After Hilton, Howell stayed local and spent one season with the Buffalo Regals and two more with the Rochester Monarchs, but he was already on the radar of Statesmen head coach Mark Taylor before that period.

“When I was a senior in high school and playing juniors that year, I was talking to them (Hobart) throughout the year…they were probably at the top of my list and it was kind of an easy decision.

“I had never been to a (Hobart) game and then I came out and watched them in their Sweet-16 game, toured the campus and it’s just close to home; a good school and a good hockey program.”

“What I like is he’s as skilled as anybody, is a talented player, and he’s really embraced adjusting his game from high school and junior hockey to college hockey,” Hobart head coach Mark Taylor said.

“He’s playing very responsible, he’s playing honest, he’s playing the right way and eventually you’re going to see the skill part accentuate all of that. What I like is he’s doing a great job as a talent playing the way you have to play.

“It would be crazy not to look in my backyard…but anytime you can get a local kid, you like to do it. I hate to miss one that’s an hour away.”

There are some great stories about how players choose or are assigned their jersey number and Howell’s tale is one of both circumstance and superstition. He wears #90 for Hobart.

“I wore #16 at Hilton and when I went to Regals #16 was taken so I chose #9. Then when I went to the Monarchs I tried to be #9, but it was taken, so I added a zero to it and never changed it. I was going to be #16 when I came here, but that was taken. I had a good year when I was playing for the Monarchs with that number so I just kept it.”

The economics major is in his junior year of college, but the NCAA is allowing athletes to not count the 2020-21 season against their eligibility, so he has two more seasons of college hockey available should he decide to take that route.

And after that?

“That’s a really good question. My brother is a salesman, so I’ve been getting some good insight into the sales life and there are definitely pros and cons to it.

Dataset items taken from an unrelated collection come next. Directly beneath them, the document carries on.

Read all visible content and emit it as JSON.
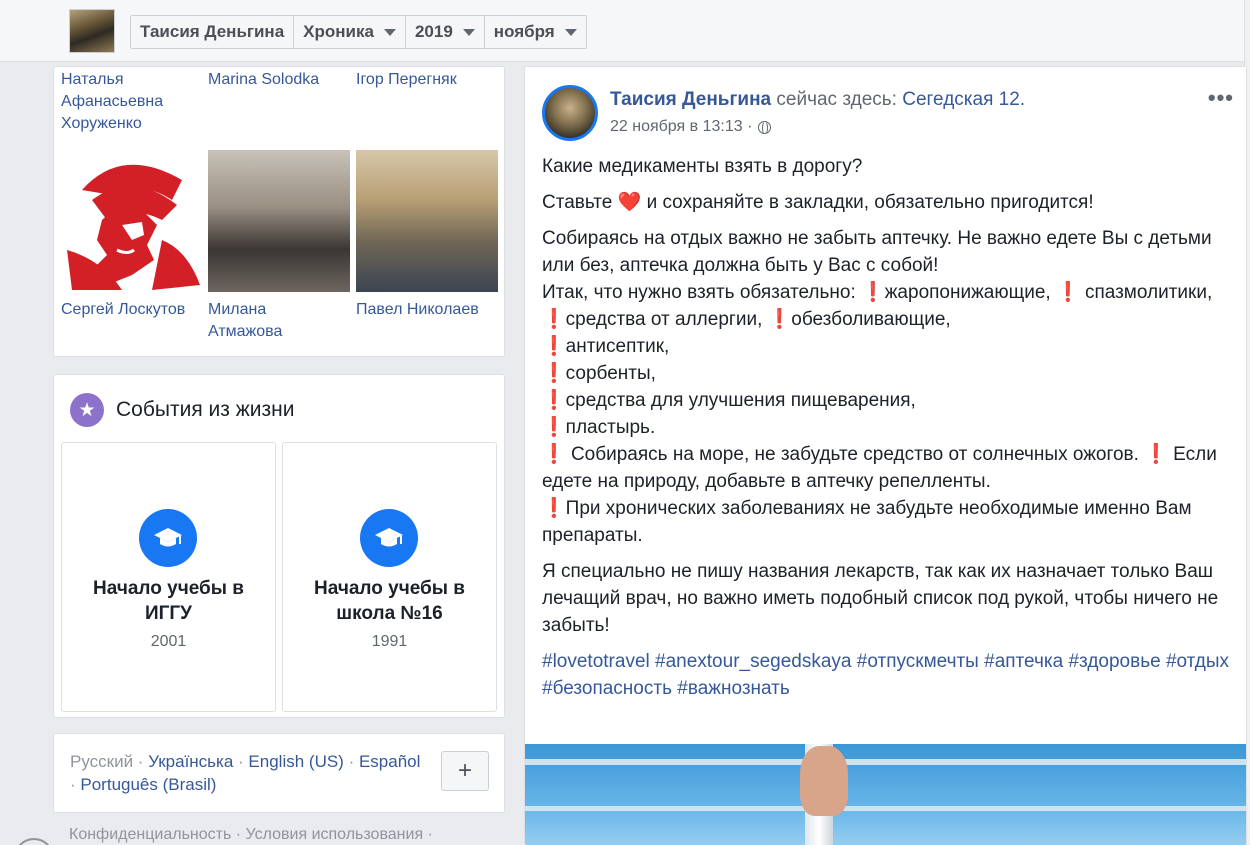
{
  "header": {
    "crumbs": [
      "Таисия Деньгина",
      "Хроника",
      "2019",
      "ноября"
    ]
  },
  "friends": {
    "top_names": [
      "Наталья Афанасьевна Хоруженко",
      "Marina Solodka",
      "Ігор Перегняк"
    ],
    "photo_names": [
      "Сергей Лоскутов",
      "Милана Атмажова",
      "Павел Николаев"
    ]
  },
  "events": {
    "title": "События из жизни",
    "items": [
      {
        "title": "Начало учебы в ИГГУ",
        "year": "2001"
      },
      {
        "title": "Начало учебы в школа №16",
        "year": "1991"
      }
    ]
  },
  "languages": {
    "current": "Русский",
    "links": [
      "Українська",
      "English (US)",
      "Español",
      "Português (Brasil)"
    ],
    "plus": "+"
  },
  "footer": {
    "links": "Конфиденциальность · Условия использования ·"
  },
  "post": {
    "author": "Таисия Деньгина",
    "here": "сейчас здесь:",
    "place": "Сегедская 12.",
    "time": "22 ноября в 13:13 ·",
    "more": "•••",
    "line1": "Какие медикаменты взять в дорогу?",
    "line2a": "Ставьте",
    "line2b": "и сохраняйте в закладки, обязательно пригодится!",
    "p3_1": "Собираясь на отдых важно не забыть аптечку. Не важно едете Вы с детьми или без, аптечка должна быть у Вас с собой!",
    "p3_2": "Итак, что нужно взять обязательно:",
    "p3_3": "жаропонижающие,",
    "p3_4": "спазмолитики,",
    "p3_5": "средства от аллергии,",
    "p3_6": "обезболивающие,",
    "p3_7": "антисептик,",
    "p3_8": "сорбенты,",
    "p3_9": "средства для улучшения пищеварения,",
    "p3_10": "пластырь.",
    "p3_11": "Собираясь на море, не забудьте средство от солнечных ожогов.",
    "p3_12": "Если едете на природу, добавьте в аптечку репелленты.",
    "p3_13": "При хронических заболеваниях не забудьте необходимые именно Вам препараты.",
    "p4": "Я специально не пишу названия лекарств, так как их назначает только Ваш лечащий врач, но важно иметь подобный список под рукой, чтобы ничего не забыть!",
    "hashtags": [
      "#lovetotravel",
      "#anextour_segedskaya",
      "#отпускмечты",
      "#аптечка",
      "#здоровье",
      "#отдых",
      "#безопасность",
      "#важнознать"
    ],
    "excl": "❗",
    "heart": "❤️"
  }
}
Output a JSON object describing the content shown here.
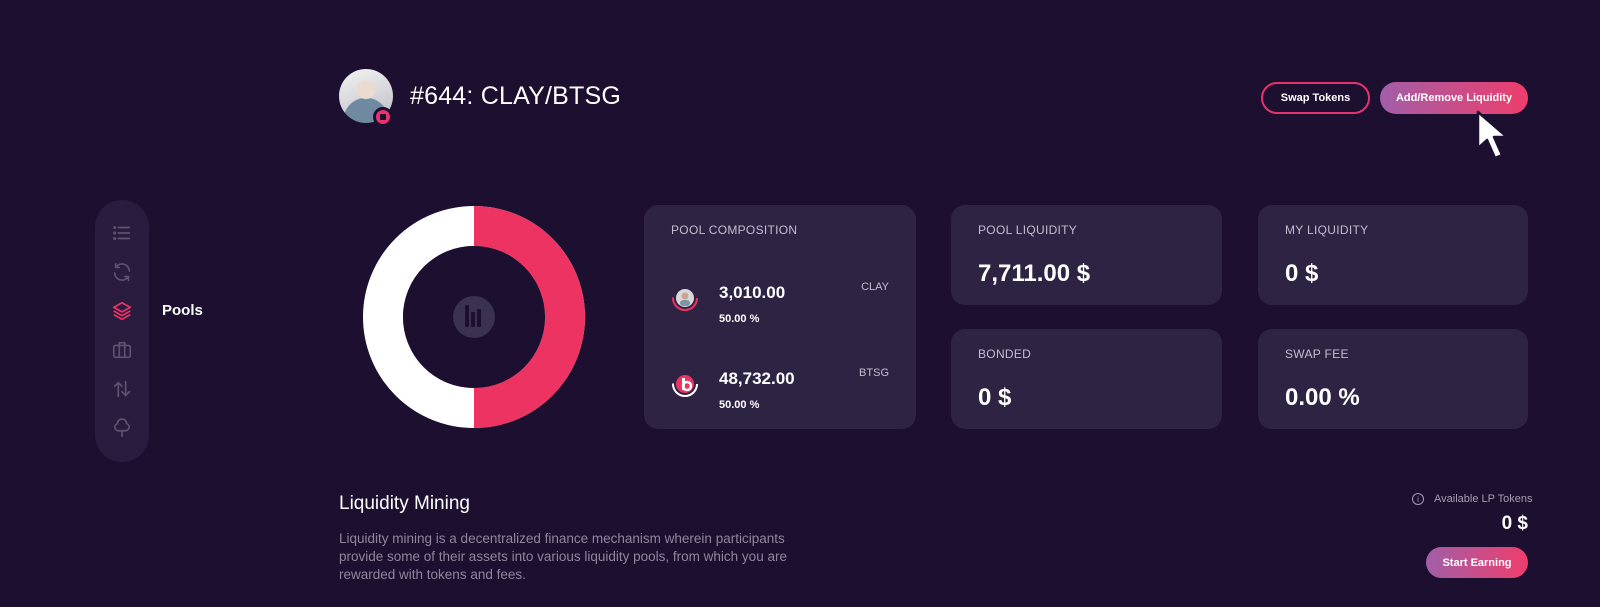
{
  "header": {
    "title": "#644: CLAY/BTSG",
    "swap_button": "Swap Tokens",
    "liquidity_button": "Add/Remove Liquidity"
  },
  "sidebar": {
    "items": [
      {
        "icon": "list-icon",
        "active": false
      },
      {
        "icon": "refresh-icon",
        "active": false
      },
      {
        "icon": "layers-icon",
        "active": true,
        "label": "Pools"
      },
      {
        "icon": "briefcase-icon",
        "active": false
      },
      {
        "icon": "transfer-icon",
        "active": false
      },
      {
        "icon": "tree-icon",
        "active": false
      }
    ],
    "active_label": "Pools"
  },
  "pool_composition": {
    "label": "POOL COMPOSITION",
    "tokens": [
      {
        "amount": "3,010.00",
        "percent": "50.00 %",
        "symbol": "CLAY"
      },
      {
        "amount": "48,732.00",
        "percent": "50.00 %",
        "symbol": "BTSG"
      }
    ]
  },
  "stats": {
    "pool_liquidity": {
      "label": "POOL LIQUIDITY",
      "value": "7,711.00 $"
    },
    "my_liquidity": {
      "label": "MY LIQUIDITY",
      "value": "0 $"
    },
    "bonded": {
      "label": "BONDED",
      "value": "0 $"
    },
    "swap_fee": {
      "label": "SWAP FEE",
      "value": "0.00 %"
    }
  },
  "donut": {
    "shares": [
      {
        "symbol": "BTSG",
        "fraction": 0.5,
        "color": "#ec3361"
      },
      {
        "symbol": "CLAY",
        "fraction": 0.5,
        "color": "#ffffff"
      }
    ]
  },
  "liquidity_mining": {
    "title": "Liquidity Mining",
    "description": "Liquidity mining is a decentralized finance mechanism wherein participants provide some of their assets into various liquidity pools, from which you are rewarded with tokens and fees.",
    "lp_label": "Available LP Tokens",
    "lp_value": "0 $",
    "start_button": "Start Earning"
  },
  "colors": {
    "background": "#1d0f30",
    "card": "#2f2344",
    "accent": "#e7336d",
    "gradient_start": "#a25ea8",
    "gradient_end": "#ee3d6b"
  }
}
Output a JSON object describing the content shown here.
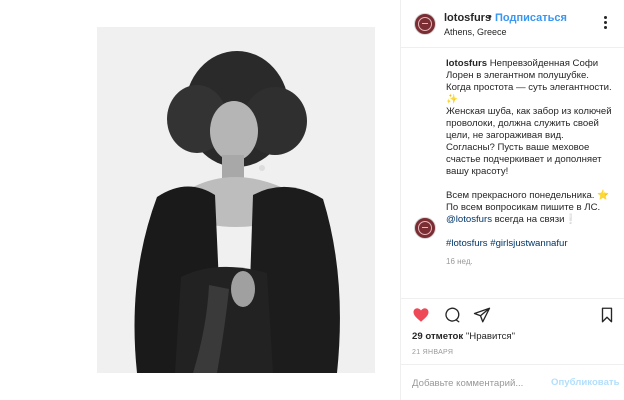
{
  "post": {
    "username": "lotosfurs",
    "separator": "•",
    "follow_label": "Подписаться",
    "location": "Athens, Greece",
    "image_alt": "Black and white portrait of a woman with voluminous hair wearing a dark fur coat"
  },
  "caption": {
    "username": "lotosfurs",
    "lines": [
      "Непревзойденная Софи Лорен в элегантном полушубке. Когда простота — суть элегантности. ✨",
      "Женская шуба, как забор из колючей проволоки, должна служить своей цели, не загораживая вид. Согласны? Пусть ваше меховое счастье подчеркивает и дополняет вашу красоту!"
    ],
    "monday": "Всем прекрасного понедельника.",
    "monday_emoji": "⭐",
    "contact_prefix": "По всем вопросикам пишите в ЛС.",
    "contact_mention": "@lotosfurs",
    "contact_suffix": " всегда на связи❕",
    "hashtags": "#lotosfurs #girlsjustwannafur",
    "time": "16 нед."
  },
  "engagement": {
    "likes_count": "29 отметок",
    "likes_suffix": " \"Нравится\"",
    "date": "21 ЯНВАРЯ"
  },
  "comment_box": {
    "placeholder": "Добавьте комментарий...",
    "publish_label": "Опубликовать"
  },
  "colors": {
    "like_red": "#ed4956",
    "link_blue": "#3897f0",
    "publish_disabled": "#b2dffc",
    "avatar_brand": "#7a2e34"
  },
  "icons": {
    "like": "heart-icon",
    "comment": "comment-icon",
    "share": "share-icon",
    "save": "bookmark-icon",
    "more": "more-options-icon"
  }
}
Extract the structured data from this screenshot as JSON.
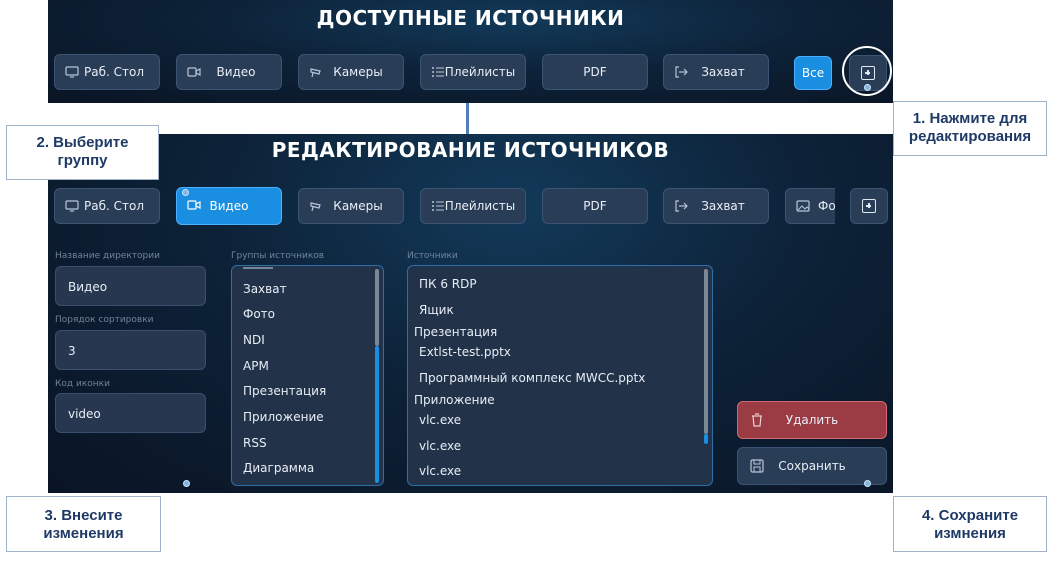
{
  "top_panel": {
    "title": "ДОСТУПНЫЕ ИСТОЧНИКИ",
    "buttons": [
      {
        "label": "Раб. Стол",
        "icon": "monitor-icon"
      },
      {
        "label": "Видео",
        "icon": "video-camera-icon"
      },
      {
        "label": "Камеры",
        "icon": "cctv-camera-icon"
      },
      {
        "label": "Плейлисты",
        "icon": "list-icon"
      },
      {
        "label": "PDF",
        "icon": ""
      },
      {
        "label": "Захват",
        "icon": "capture-arrow-icon"
      },
      {
        "label": "Все",
        "icon": ""
      }
    ],
    "add_icon": "plus-square-icon"
  },
  "edit_panel": {
    "title": "РЕДАКТИРОВАНИЕ ИСТОЧНИКОВ",
    "buttons": [
      {
        "label": "Раб. Стол",
        "icon": "monitor-icon"
      },
      {
        "label": "Видео",
        "icon": "video-camera-icon"
      },
      {
        "label": "Камеры",
        "icon": "cctv-camera-icon"
      },
      {
        "label": "Плейлисты",
        "icon": "list-icon"
      },
      {
        "label": "PDF",
        "icon": ""
      },
      {
        "label": "Захват",
        "icon": "capture-arrow-icon"
      },
      {
        "label": "Фо",
        "icon": "image-icon"
      }
    ],
    "directory_name": {
      "label": "Название директории",
      "value": "Видео"
    },
    "sort_order": {
      "label": "Порядок сортировки",
      "value": "3"
    },
    "icon_code": {
      "label": "Код иконки",
      "value": "video"
    },
    "groups": {
      "label": "Группы источников",
      "items": [
        "Захват",
        "Фото",
        "NDI",
        "АРМ",
        "Презентация",
        "Приложение",
        "RSS",
        "Диаграмма"
      ]
    },
    "sources": {
      "label": "Источники",
      "items": [
        {
          "text": "ПК 6 RDP",
          "type": "item"
        },
        {
          "text": "Ящик",
          "type": "item"
        },
        {
          "text": "Презентация",
          "type": "header"
        },
        {
          "text": "Extlst-test.pptx",
          "type": "item"
        },
        {
          "text": "Программный комплекс MWCC.pptx",
          "type": "item"
        },
        {
          "text": "Приложение",
          "type": "header"
        },
        {
          "text": "vlc.exe",
          "type": "item"
        },
        {
          "text": "vlc.exe",
          "type": "item"
        },
        {
          "text": "vlc.exe",
          "type": "item"
        }
      ]
    },
    "delete_label": "Удалить",
    "save_label": "Сохранить"
  },
  "callouts": {
    "step1": [
      "1. Нажмите для",
      "редактирования"
    ],
    "step2": [
      "2. Выберите",
      "группу"
    ],
    "step3": [
      "3. Внесите",
      "изменения"
    ],
    "step4": [
      "4. Сохраните",
      "измнения"
    ]
  },
  "colors": {
    "accent": "#1a8ee0",
    "danger": "#b5474f",
    "callout_text": "#1f3a66"
  }
}
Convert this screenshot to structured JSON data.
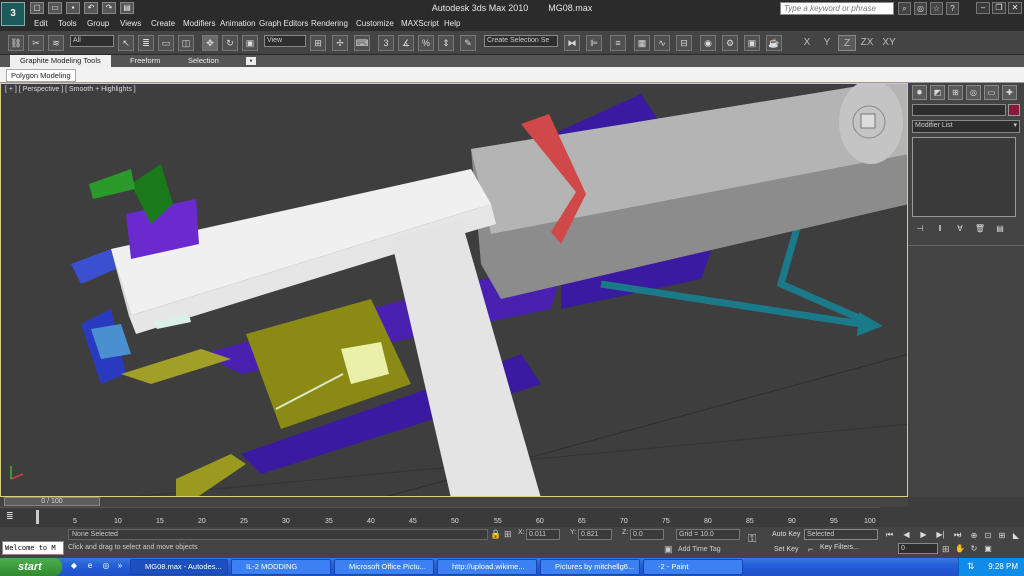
{
  "app": {
    "logo": "3",
    "title_app": "Autodesk 3ds Max  2010",
    "title_file": "MG08.max",
    "search_placeholder": "Type a keyword or phrase"
  },
  "menu": [
    "Edit",
    "Tools",
    "Group",
    "Views",
    "Create",
    "Modifiers",
    "Animation",
    "Graph Editors",
    "Rendering",
    "Customize",
    "MAXScript",
    "Help"
  ],
  "toolbar": {
    "filter_select": "All",
    "ref_coord_select": "View",
    "named_selection_select": "Create Selection Se",
    "axis_constraints": [
      "X",
      "Y",
      "Z",
      "ZX",
      "XY"
    ]
  },
  "ribbon": {
    "tabs": [
      "Graphite Modeling Tools",
      "Freeform",
      "Selection"
    ],
    "sub_label": "Polygon Modeling"
  },
  "viewport": {
    "label": "[ + ] [ Perspective ] [ Smooth + Highlights ]"
  },
  "command_panel": {
    "modifier_list": "Modifier List"
  },
  "time_slider": {
    "label": "0 / 100"
  },
  "trackbar": {
    "ticks": [
      "5",
      "10",
      "15",
      "20",
      "25",
      "30",
      "35",
      "40",
      "45",
      "50",
      "55",
      "60",
      "65",
      "70",
      "75",
      "80",
      "85",
      "90",
      "95",
      "100"
    ]
  },
  "status": {
    "maxscript_listener": "Welcome to M",
    "selection_status": "None Selected",
    "prompt": "Click and drag to select and move objects",
    "x_label": "X:",
    "x_value": "0.011",
    "y_label": "Y:",
    "y_value": "0.821",
    "z_label": "Z:",
    "z_value": "0.0",
    "grid": "Grid = 10.0",
    "add_time_tag": "Add Time Tag",
    "auto_key": "Auto Key",
    "auto_key_select": "Selected",
    "set_key": "Set Key",
    "key_filters": "Key Filters...",
    "frame": "0"
  },
  "taskbar": {
    "start": "start",
    "items": [
      "MG08.max - Autodes...",
      "IL-2 MODDING",
      "Microsoft Office Pictu...",
      "http://upload.wikime...",
      "Pictures by mitchellg6...",
      "-2 - Paint"
    ],
    "clock": "9:28 PM"
  },
  "colors": {
    "viewport_border": "#d9d080",
    "taskbar_blue": "#245edb",
    "start_green": "#2f8a2f"
  }
}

Whether it’s going to be sales or more money management, I’m still trying to figure that out.”

A forward since his freshman season in high school, while in eighth grade Howell played defense with the Cadets, which allowed him to play on the same pair with his older brother.

“It was honestly some of the most fun I’ve had because he was a captain and I was a young kid – eighth grader or ninth grader – and he was a senior, so that was really fun because I got to play with him and all his friends and playing in front of the home crowd, so it was my favorite memory.”